Kim Sharon, Soangra Rahul, Grant-Beuttler Marybeth, Aminian Afshin
Schmid College of Science and Technology, Chapman University, Orange, CA 92866.
Crean College of Health and Behavioral Sciences, Chapman University, Orange, CA 92866.
Biomed Sci Instrum. 2019 Apr;55(2):178-185.
Idiopathic toe walking on the balls of the feet is commonly found in children. Many toddlers who are just beginning to walk show signs of toe walking, but when toe walking persists after two years of age, the child's risk of falling increases as well as the risk of other developmental delays. Idiopathic toe-walking is estimated to occur in 7 to 24% of children. In order to address the problem of toe walking and assess improvements due to intervention, one needs to identify heel-toe gait versus toe-toe gait in natural environments of idiopathic toe walkers. The aim of this study was to investigate if learning algorithms utilizing triaxial accelerometers and gyroscopes from wearable sensors could detect and differentiate heel-toe gait versus toe-toe gait. In this study, 5 adolescents (13± 5 years) patients with idiopathic toe walking characteristics wore inertial sensor at L5 - S1 joint. New interventions can be designed for idiopathic toe walking population, but currently, it is a challenge to quantify the efficiency of toe-walking intervention. In recent times, with the advancement of machine learning classification methods and powerful computing, longitudinal data from wearable sensors can be used to accurately classify gait abnormalities. The aim of this study was to investigate machine learning methods to classify toe-toe walking versus heel-toe walking using data from a single inertial sensor. We found that k-means clustering was successful in differentiating toe walking with that of typical walking signals. We found that some of the linear variability based features such as standard deviation, Root Mean Square (RMS), and kurtosis contained most of the variability among the data and could therefore distinguish toe-toe gait versus heeltoe gait through clustering. The k-means cluster provided an 82% accuracy score with a specificity of 83% and sensitivity of 86%. We further utilized Recurrent Convolution Neural Network (RNN) such as Long Short-Term Memory (LSTM). The LSTM model was another classification method that was used to distinguish between toe-toe gait and heel-toe gait. Wearable sensors integrated with machine and deep learning algorithms have the capability to transform current on-going therapy methods and monitor patients longitudinally for their improvement in gait. These novel learning-based techniques could successfully classify toe walking gait and help in estimating the efficacy of the treatment in idiopathic toe walking adolescents.
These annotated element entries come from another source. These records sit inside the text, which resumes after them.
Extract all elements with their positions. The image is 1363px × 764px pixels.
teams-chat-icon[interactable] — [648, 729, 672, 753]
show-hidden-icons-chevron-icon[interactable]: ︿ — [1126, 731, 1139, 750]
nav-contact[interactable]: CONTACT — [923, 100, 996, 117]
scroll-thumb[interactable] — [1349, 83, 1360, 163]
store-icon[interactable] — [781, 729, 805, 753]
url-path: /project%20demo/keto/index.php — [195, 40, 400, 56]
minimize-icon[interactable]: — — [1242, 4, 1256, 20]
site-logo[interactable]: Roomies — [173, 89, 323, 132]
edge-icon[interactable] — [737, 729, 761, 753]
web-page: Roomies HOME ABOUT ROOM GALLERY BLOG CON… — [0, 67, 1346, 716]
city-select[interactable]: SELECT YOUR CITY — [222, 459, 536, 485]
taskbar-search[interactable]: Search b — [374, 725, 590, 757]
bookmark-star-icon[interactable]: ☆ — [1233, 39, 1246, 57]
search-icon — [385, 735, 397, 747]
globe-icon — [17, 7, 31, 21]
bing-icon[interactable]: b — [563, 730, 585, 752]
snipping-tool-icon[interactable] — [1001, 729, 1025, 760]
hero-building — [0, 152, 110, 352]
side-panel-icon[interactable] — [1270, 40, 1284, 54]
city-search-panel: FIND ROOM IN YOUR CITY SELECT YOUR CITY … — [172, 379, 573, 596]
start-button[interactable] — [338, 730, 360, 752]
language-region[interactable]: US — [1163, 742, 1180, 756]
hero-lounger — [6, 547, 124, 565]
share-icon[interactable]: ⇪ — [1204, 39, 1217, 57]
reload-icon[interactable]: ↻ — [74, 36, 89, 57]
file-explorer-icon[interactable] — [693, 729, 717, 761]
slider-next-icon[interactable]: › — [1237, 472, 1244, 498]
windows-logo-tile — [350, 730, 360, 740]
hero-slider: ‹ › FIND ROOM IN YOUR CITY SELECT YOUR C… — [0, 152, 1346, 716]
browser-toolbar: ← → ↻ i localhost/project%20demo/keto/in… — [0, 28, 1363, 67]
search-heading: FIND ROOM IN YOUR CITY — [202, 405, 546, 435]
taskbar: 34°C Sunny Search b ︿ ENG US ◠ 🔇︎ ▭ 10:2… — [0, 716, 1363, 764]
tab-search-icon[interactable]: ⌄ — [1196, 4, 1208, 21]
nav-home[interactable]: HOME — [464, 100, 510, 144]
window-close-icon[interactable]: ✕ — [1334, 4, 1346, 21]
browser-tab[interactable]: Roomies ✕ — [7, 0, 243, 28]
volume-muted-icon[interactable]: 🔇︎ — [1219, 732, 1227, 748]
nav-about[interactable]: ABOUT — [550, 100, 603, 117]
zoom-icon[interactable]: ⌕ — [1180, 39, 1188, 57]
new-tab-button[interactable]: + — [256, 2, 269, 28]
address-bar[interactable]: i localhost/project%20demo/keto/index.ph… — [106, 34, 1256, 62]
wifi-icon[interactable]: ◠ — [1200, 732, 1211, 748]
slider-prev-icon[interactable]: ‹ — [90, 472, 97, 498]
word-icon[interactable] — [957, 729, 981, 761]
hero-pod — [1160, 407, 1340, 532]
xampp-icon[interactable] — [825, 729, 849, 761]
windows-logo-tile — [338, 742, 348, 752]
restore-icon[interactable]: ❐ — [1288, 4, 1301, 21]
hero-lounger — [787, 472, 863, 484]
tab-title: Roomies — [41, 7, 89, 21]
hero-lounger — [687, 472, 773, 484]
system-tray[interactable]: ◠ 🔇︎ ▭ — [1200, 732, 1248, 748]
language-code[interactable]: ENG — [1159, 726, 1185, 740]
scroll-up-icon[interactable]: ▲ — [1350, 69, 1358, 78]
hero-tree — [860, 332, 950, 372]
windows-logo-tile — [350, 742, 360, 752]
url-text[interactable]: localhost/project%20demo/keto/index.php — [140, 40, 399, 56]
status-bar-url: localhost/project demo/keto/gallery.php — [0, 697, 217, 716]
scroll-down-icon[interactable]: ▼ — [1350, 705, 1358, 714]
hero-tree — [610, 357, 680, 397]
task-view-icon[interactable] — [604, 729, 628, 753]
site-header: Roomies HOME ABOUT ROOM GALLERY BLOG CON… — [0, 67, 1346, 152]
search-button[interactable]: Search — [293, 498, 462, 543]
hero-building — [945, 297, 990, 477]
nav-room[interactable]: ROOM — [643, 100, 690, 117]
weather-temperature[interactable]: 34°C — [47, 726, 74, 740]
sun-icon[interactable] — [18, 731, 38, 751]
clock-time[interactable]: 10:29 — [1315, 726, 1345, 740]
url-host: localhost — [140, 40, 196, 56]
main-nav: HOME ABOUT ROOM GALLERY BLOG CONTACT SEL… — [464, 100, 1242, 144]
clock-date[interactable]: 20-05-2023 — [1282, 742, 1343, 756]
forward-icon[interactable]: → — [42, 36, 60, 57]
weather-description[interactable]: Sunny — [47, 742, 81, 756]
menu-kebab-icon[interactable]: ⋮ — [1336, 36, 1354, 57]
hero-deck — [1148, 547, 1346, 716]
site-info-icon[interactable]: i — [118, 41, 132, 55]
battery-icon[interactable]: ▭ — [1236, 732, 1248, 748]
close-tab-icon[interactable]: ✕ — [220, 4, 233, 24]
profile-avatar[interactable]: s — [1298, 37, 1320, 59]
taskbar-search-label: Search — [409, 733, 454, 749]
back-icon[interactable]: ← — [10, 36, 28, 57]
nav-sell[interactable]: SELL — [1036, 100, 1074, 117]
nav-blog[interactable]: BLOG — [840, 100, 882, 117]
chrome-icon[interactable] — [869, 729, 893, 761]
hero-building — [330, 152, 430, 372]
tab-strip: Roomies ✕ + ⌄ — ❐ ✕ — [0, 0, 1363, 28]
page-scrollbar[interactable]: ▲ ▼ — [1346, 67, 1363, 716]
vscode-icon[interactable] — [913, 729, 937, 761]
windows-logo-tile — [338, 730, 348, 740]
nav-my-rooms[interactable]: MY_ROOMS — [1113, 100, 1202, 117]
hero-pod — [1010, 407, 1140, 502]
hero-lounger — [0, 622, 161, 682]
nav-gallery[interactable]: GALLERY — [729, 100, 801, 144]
特发性踮足行走常见于儿童。许多刚开始学步的幼儿都有踮足行走的迹象,但如果两岁后仍持续踮足行走,孩子摔倒的风险以及其他发育迟缓的风险都会增加。据估计,7%至24%的儿童会出现特发性踮足行走。为了解决踮足行走问题并评估干预后的改善情况,需要在特发性踮足行走儿童的自然环境中识别足跟到足尖步态与足尖到足尖步态。本研究的目的是调查利用可穿戴传感器的三轴加速度计和陀螺仪的学习算法能否检测并区分足跟到足尖步态与足尖到足尖步态。在本研究中,5名具有特发性踮足行走特征的青少年(13±5岁)患者在L5 - S1关节处佩戴了惯性传感器。可以为特发性踮足行走人群设计新的干预措施,但目前,量化踮足行走干预的效果是一项挑战。近年来,随着机器学习分类方法的进步和强大计算能力的提升,可穿戴传感器的纵向数据可用于准确分类步态异常。本研究的目的是调查使用来自单个惯性传感器的数据通过机器学习方法对足尖到足尖行走与足跟到足尖行走进行分类。我们发现k均值聚类成功地区分了踮足行走与典型行走信号。我们发现一些基于线性变异性的特征,如标准差、均方根(RMS)和峰度,包含了数据中的大部分变异性,因此可以通过聚类区分足尖到足尖步态与足跟到足尖步态。k均值聚类的准确率为82%,特异性为83%,灵敏度为86%。我们进一步利用了递归卷积神经网络(RNN),如长短期记忆(LSTM)。LSTM模型是另一种用于区分足尖到足尖步态和足跟到足尖步态的分类方法。与机器学习和深度学习算法集成的可穿戴传感器有能力改变当前正在进行的治疗方法,并纵向监测患者步态的改善情况。这些基于新学习技术能够成功地对踮足行走步态进行分类,并有助于评估特发性踮足行走青少年的治疗效果。